Aucune des deux ne dit mot, se contentant de contempler le groupe avec un regard emplit d’ironie et de moquerie. Eliza baisse la tête une nouvelle fois, les larmes aux yeux. Zerkim non plus ne trouve rien à dire. Les mains entravées, il ne peut pas se risquer à lancer le moindre sort.

(Schaetz) : Ne me faites pas de coup fourré parce qu…

Le comtalk de Rufus laisse éclater sa sonnerie qui coupe la parole au traître. Le chef de l’Ordo Arakis le décroche et le porte à son oreille d’un geste vif et précis.

(Rufus) : Alucar ?

Alucar se tient appuyé contre le mur encore recouvert des tâches de sang issues du carnage perpétré par ses corbeaux. Le comtalk callé contre son oreille, il affiche un sourire calme et serein en contemplant le couteau rouge de sang qu’il tient dans son autre main.

(Alucar) : Trois des cibles sont éliminées, je me mets immédiatement en chasse des trois autres.

(Rufus) : C’est inutile, nous les tenons.

Le sourire d’Alucar disparaît, comme s’il était déçu de ne pouvoir poursuivre sa traque meurtrière. Il pousse un léger soupir et ferme les paupières avant de reprendre la conversation.

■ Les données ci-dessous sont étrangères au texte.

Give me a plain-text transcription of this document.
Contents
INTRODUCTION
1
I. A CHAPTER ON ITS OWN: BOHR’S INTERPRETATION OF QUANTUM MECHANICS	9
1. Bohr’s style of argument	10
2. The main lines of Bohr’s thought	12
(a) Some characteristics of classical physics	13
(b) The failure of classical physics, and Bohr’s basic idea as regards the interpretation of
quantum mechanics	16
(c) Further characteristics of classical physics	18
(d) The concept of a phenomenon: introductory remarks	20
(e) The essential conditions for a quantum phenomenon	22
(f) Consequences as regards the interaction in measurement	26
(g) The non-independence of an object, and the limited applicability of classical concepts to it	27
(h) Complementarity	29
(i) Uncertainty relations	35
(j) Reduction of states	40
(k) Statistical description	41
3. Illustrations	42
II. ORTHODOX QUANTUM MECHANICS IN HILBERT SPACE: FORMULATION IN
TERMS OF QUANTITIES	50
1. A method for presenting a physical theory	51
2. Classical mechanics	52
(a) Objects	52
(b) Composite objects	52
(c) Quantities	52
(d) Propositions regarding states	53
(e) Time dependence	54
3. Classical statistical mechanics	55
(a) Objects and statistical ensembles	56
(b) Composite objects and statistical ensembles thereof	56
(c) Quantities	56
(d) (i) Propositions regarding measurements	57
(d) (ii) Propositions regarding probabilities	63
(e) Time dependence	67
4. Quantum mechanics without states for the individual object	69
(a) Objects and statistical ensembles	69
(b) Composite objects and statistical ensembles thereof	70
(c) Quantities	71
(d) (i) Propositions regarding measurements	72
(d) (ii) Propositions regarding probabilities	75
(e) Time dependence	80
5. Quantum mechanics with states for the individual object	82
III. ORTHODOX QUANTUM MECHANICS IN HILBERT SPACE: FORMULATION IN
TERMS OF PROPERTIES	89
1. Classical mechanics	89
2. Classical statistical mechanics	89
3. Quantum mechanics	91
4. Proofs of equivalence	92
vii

(Alucar) : Je vois. Dans ce cas je reprends mon poste de surveillance.

(Rufus) : Entendu.

La conversation est coupée. Alucar détache son dos du mur et glisse son comtalk sous sa veste de traque. Soudain, il entend une série de couinements stridents provenir de l’amas de rats auquel il avait offert Davien en pâture. D’un geste vif, le regard sombre, il se retourne immédiatement vers l’origine de ces cris et affiche alors une expression surprise. Face à lui se tient Davien, une main plaquée contre son flanc mutilé, un filet de sang coulant encore au coin de sa bouche. Le teint pâle, il n’en reste pas moins encore fringuant pour une personne qui était laissée pour morte deux minutes auparavant. Tout autour de lui, les rats sont éparpillés de manière circulaire, morts pour la plupart, écrasés les uns sur les autres. La masse de survivants grouille sans oser retourner à l’attaque, poussant des petits cris distinctifs. Davien retire sa main de son flanc, duquel il ne s’écoule mystérieusement plus une goutte de sang, et il la pointe en direction de son adversaire.

(Davien) : Hey… ne m’enterre pas trop vite.